Finsbury Growth & Income Trust
Investment Strategy: Undervalued Quality UK-Listed Companies

FGT invests in large- and medium-sized companies listed primarily on the UK equity markets. The manager subscribes to the Buffett doctrine and looks for long- term winners able to withstand economic down cycles. Typically, these will have strong business franchises and sound management, will be acquired with patience when deemed to be underpriced and held with great conviction over the longer term (average annual portfolio turnover is just over 6%). The portfolio currently consists of 26 holdings. Between 50% and 100% of the portfolio is invested in FTSE 100 stocks; at least 70% invested in FTSE 350 stocks. FGT is mandated to be permanently geared. Net gearing is currently 5.7%, but can range between 5% and 20% of net assets.

Outlook: Insulated From Economic Headwinds
The stock picking approach of Lindsell Train, the investment manager, looks to provide FGT with a portfolio of quality companies to be held over the long term. By design, FGT’s portfolio should be relatively resilient to harsh economic conditions. The economic outlook has shown signs of improvement recently and currently the portfolio has a substantial allocation to consumer-related stocks, which should benefit as employment recovers and the pressure on real incomes abates.

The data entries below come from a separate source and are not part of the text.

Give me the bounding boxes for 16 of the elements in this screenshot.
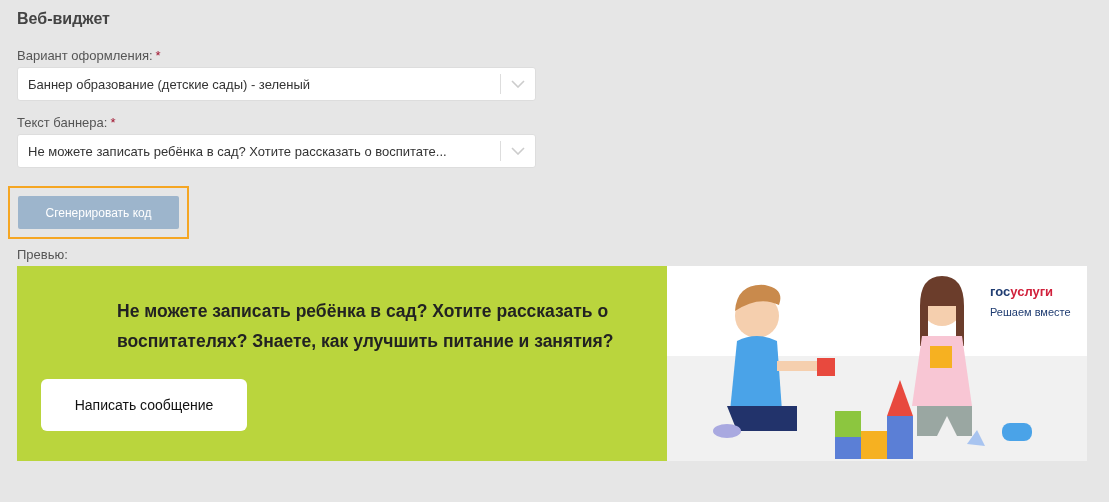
select-field[interactable]: Баннер образование (детские сады) - зеленый xyxy=(17,67,536,101)
required-asterisk: * xyxy=(155,48,161,63)
select-field[interactable]: Не можете записать ребёнка в сад? Хотите рассказать о воспитате... xyxy=(17,134,536,168)
required-asterisk: * xyxy=(110,115,116,130)
select-value: Не можете записать ребёнка в сад? Хотите рассказать о воспитате... xyxy=(27,143,448,159)
preview-label: Превью: xyxy=(17,247,69,262)
brand-logo: госуслуги xyxy=(990,284,1054,299)
brand-slogan: Решаем вместе xyxy=(990,306,1071,318)
select-value: Баннер образование (детские сады) - зеленый xyxy=(27,76,312,92)
field-label: Текст баннера: xyxy=(17,115,108,130)
chevron-down-icon xyxy=(511,147,525,155)
chevron-down-icon xyxy=(511,80,525,88)
field-label: Вариант оформления: xyxy=(17,48,153,63)
banner-headline: Не можете записать ребёнка в сад? Хотите рассказать о воспитателях? Знаете, как улучшить питание и занятия? xyxy=(117,300,615,353)
section-title: Веб-виджет xyxy=(17,10,111,28)
write-message-button[interactable]: Написать сообщение xyxy=(41,379,247,431)
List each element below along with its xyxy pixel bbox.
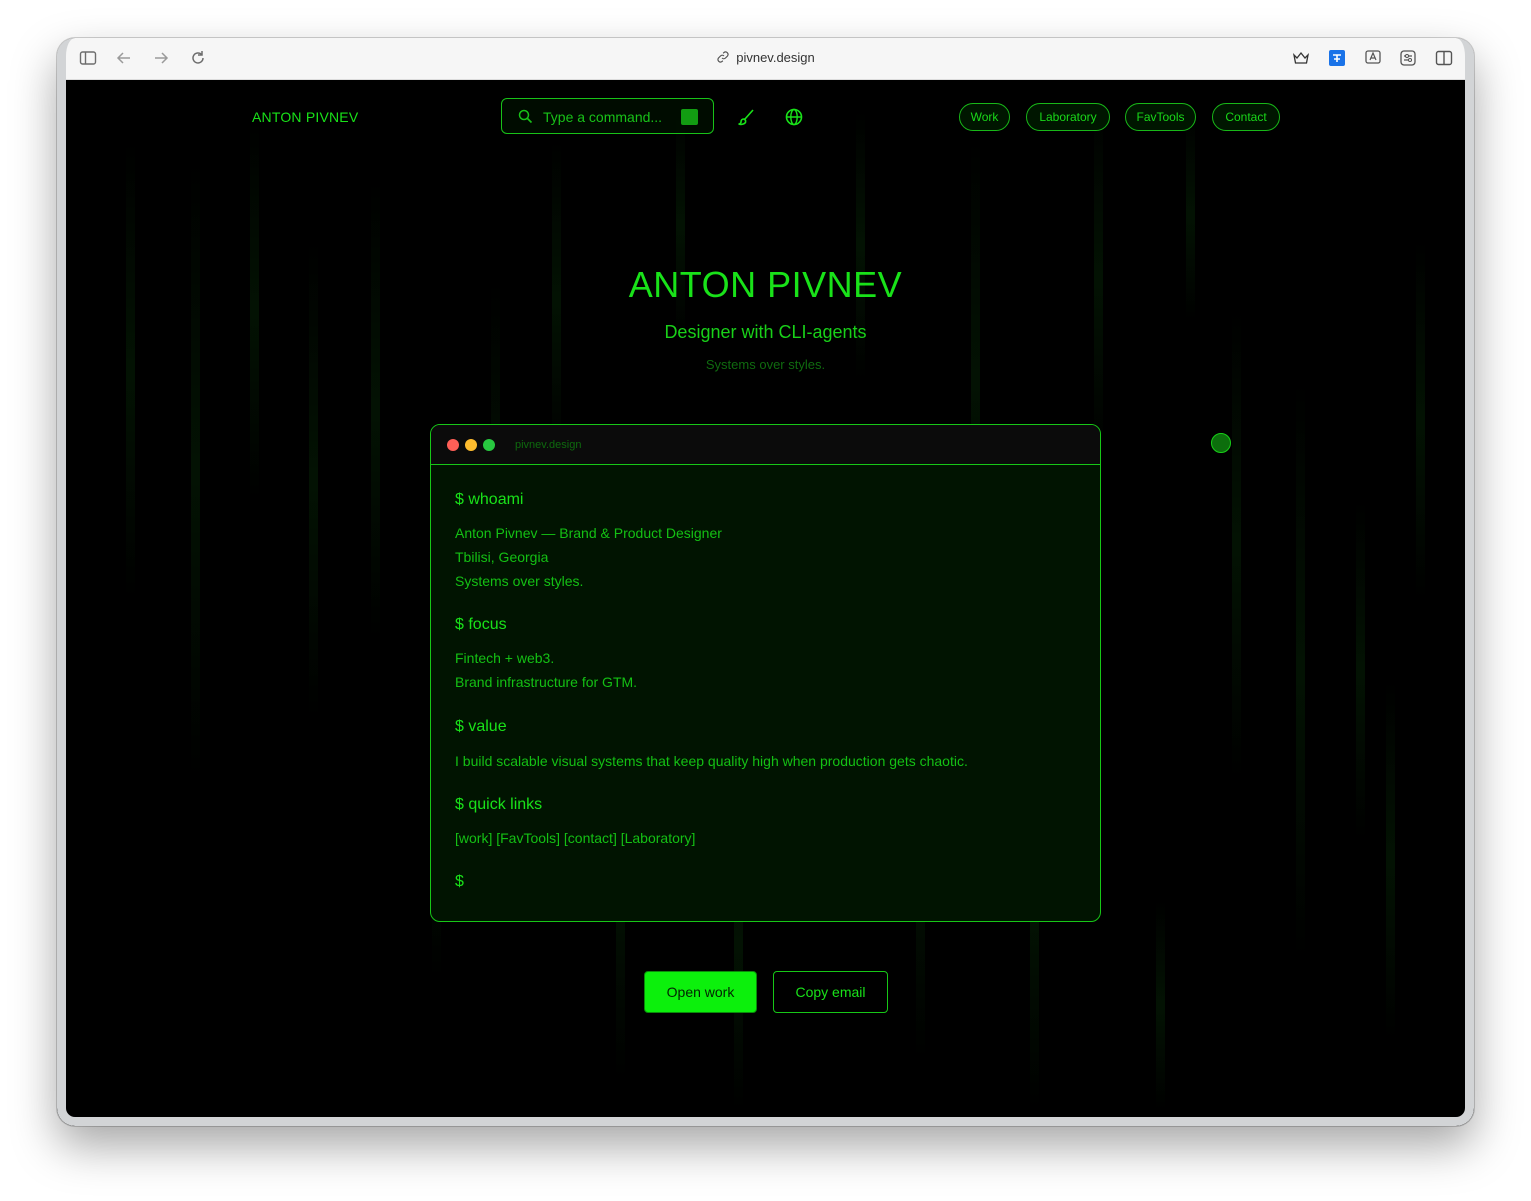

Valuation: FGT Remains On Premium Rating
FGT’s discount management policy (repurchasing shares at discounts above 5% and issuing new shares at a 0.5% premium) continues to be effective and offers investors confidence that they will be able to enter and exit at valuations around this level. FGT is currently trading at a premium of 0.9% (average premium over three years is 0.6%; average discount over five years is 1.3%). FGT continues to issue new shares. This should benefit existing holders by stimulating liquidity and reduce ongoing charges by spreading fixed costs over a larger asset base.